Effect of initial stress on electro-magneto-thermoelastic semiconductor materials exposed to a pulsed lasers due to the interaction between electrons and holes

In the present paper, we investigate the effect of initial stress on thermoelastic waves induced by pulsed lasers, interaction between electrons and holes on semiconductor materials under the hall current and electro-magnetic field. Photo-elastic and photo-electronics deformations are taken into account when the hall current impact appears due to the magnetic field pressure on the semiconductor medium. The novelty of this work lies in formulating a new coupled dynamic model that integrates photothermal, mechanical stresses and carrier density with temperature interactions in an elastic semiconductor medium. The normal mode analysis method is applied to solve the resulting coupled differential equations, obtaining both deterministic and holes solutions. The temperature, carrier density, hole charge carrier concentration, displacement component and normal stress of these waves are obtained analytically with the use of suitable boundary conditions.

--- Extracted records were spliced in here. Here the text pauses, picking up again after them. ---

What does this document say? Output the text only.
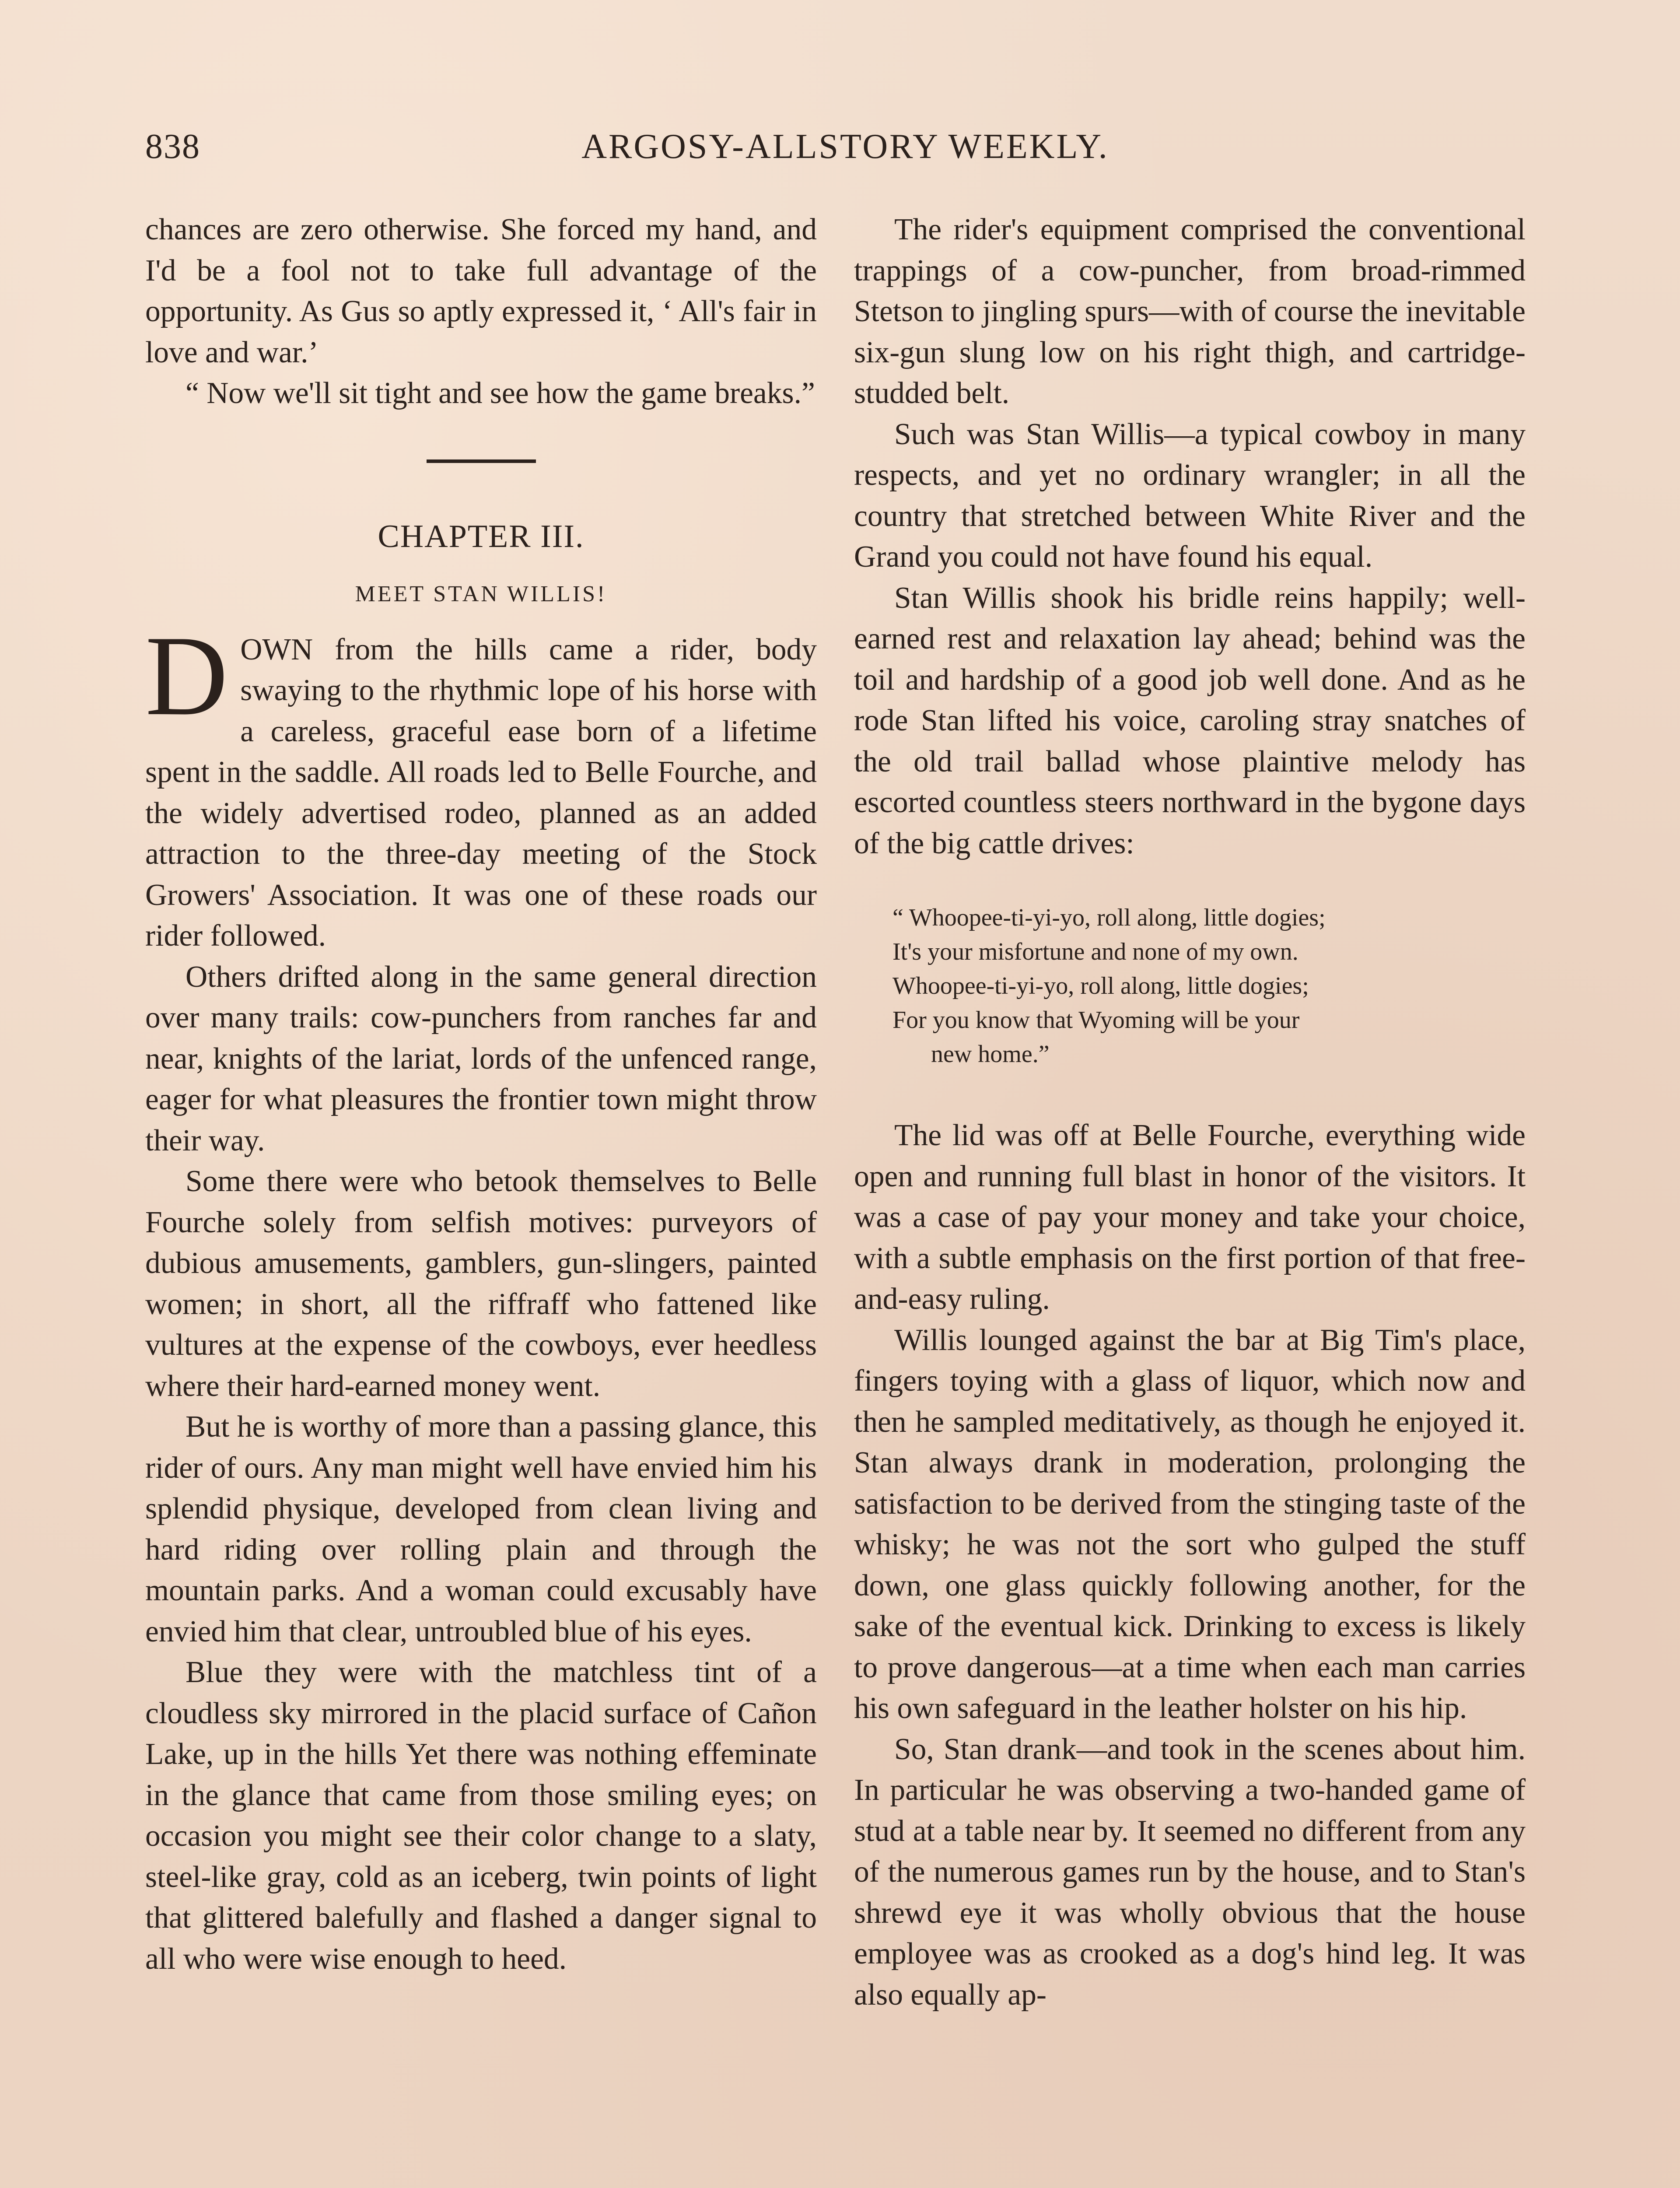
838	ARGOSY-ALLSTORY WEEKLY.

chances are zero otherwise. She forced my hand, and I'd be a fool not to take full advantage of the opportunity. As Gus so aptly expressed it, ‘ All's fair in love and war.’

“ Now we'll sit tight and see how the game breaks.”

CHAPTER III.
MEET STAN WILLIS!

DOWN from the hills came a rider, body swaying to the rhythmic lope of his horse with a careless, graceful ease born of a lifetime spent in the saddle. All roads led to Belle Fourche, and the widely advertised rodeo, planned as an added attraction to the three-day meeting of the Stock Growers' Association. It was one of these roads our rider followed.

Others drifted along in the same general direction over many trails: cow-punchers from ranches far and near, knights of the lariat, lords of the unfenced range, eager for what pleasures the frontier town might throw their way.

Some there were who betook themselves to Belle Fourche solely from selfish motives: purveyors of dubious amusements, gamblers, gun-slingers, painted women; in short, all the riffraff who fattened like vultures at the expense of the cowboys, ever heedless where their hard-earned money went.

But he is worthy of more than a passing glance, this rider of ours. Any man might well have envied him his splendid physique, developed from clean living and hard riding over rolling plain and through the mountain parks. And a woman could excusably have envied him that clear, untroubled blue of his eyes.

Blue they were with the matchless tint of a cloudless sky mirrored in the placid surface of Cañon Lake, up in the hills Yet there was nothing effeminate in the glance that came from those smiling eyes; on occasion you might see their color change to a slaty, steel-like gray, cold as an iceberg, twin points of light that glittered balefully and flashed a danger signal to all who were wise enough to heed.

The rider's equipment comprised the conventional trappings of a cow-puncher, from broad-rimmed Stetson to jingling spurs—with of course the inevitable six-gun slung low on his right thigh, and cartridge-studded belt.

Such was Stan Willis—a typical cowboy in many respects, and yet no ordinary wrangler; in all the country that stretched between White River and the Grand you could not have found his equal.

Stan Willis shook his bridle reins happily; well-earned rest and relaxation lay ahead; behind was the toil and hardship of a good job well done. And as he rode Stan lifted his voice, caroling stray snatches of the old trail ballad whose plaintive melody has escorted countless steers northward in the bygone days of the big cattle drives:

“ Whoopee-ti-yi-yo, roll along, little dogies;
It's your misfortune and none of my own.
Whoopee-ti-yi-yo, roll along, little dogies;
For you know that Wyoming will be your
new home.”

The lid was off at Belle Fourche, everything wide open and running full blast in honor of the visitors. It was a case of pay your money and take your choice, with a subtle emphasis on the first portion of that free-and-easy ruling.

Willis lounged against the bar at Big Tim's place, fingers toying with a glass of liquor, which now and then he sampled meditatively, as though he enjoyed it. Stan always drank in moderation, prolonging the satisfaction to be derived from the stinging taste of the whisky; he was not the sort who gulped the stuff down, one glass quickly following another, for the sake of the eventual kick. Drinking to excess is likely to prove dangerous—at a time when each man carries his own safeguard in the leather holster on his hip.

So, Stan drank—and took in the scenes about him. In particular he was observing a two-handed game of stud at a table near by. It seemed no different from any of the numerous games run by the house, and to Stan's shrewd eye it was wholly obvious that the house employee was as crooked as a dog's hind leg. It was also equally ap-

Focusing on silicon (Si) material, graphical representations of numerically simulated findings using MATHEMATICA software show how hall current, laser pulse, initial stress affect the results. Additionally, GL, LS, and CTE theories are compared. The effects of initial stress, electromagnetic field and thermal on the physical quantities are examined. The variance of the quantities about their mean was illustrated numerically and graphically.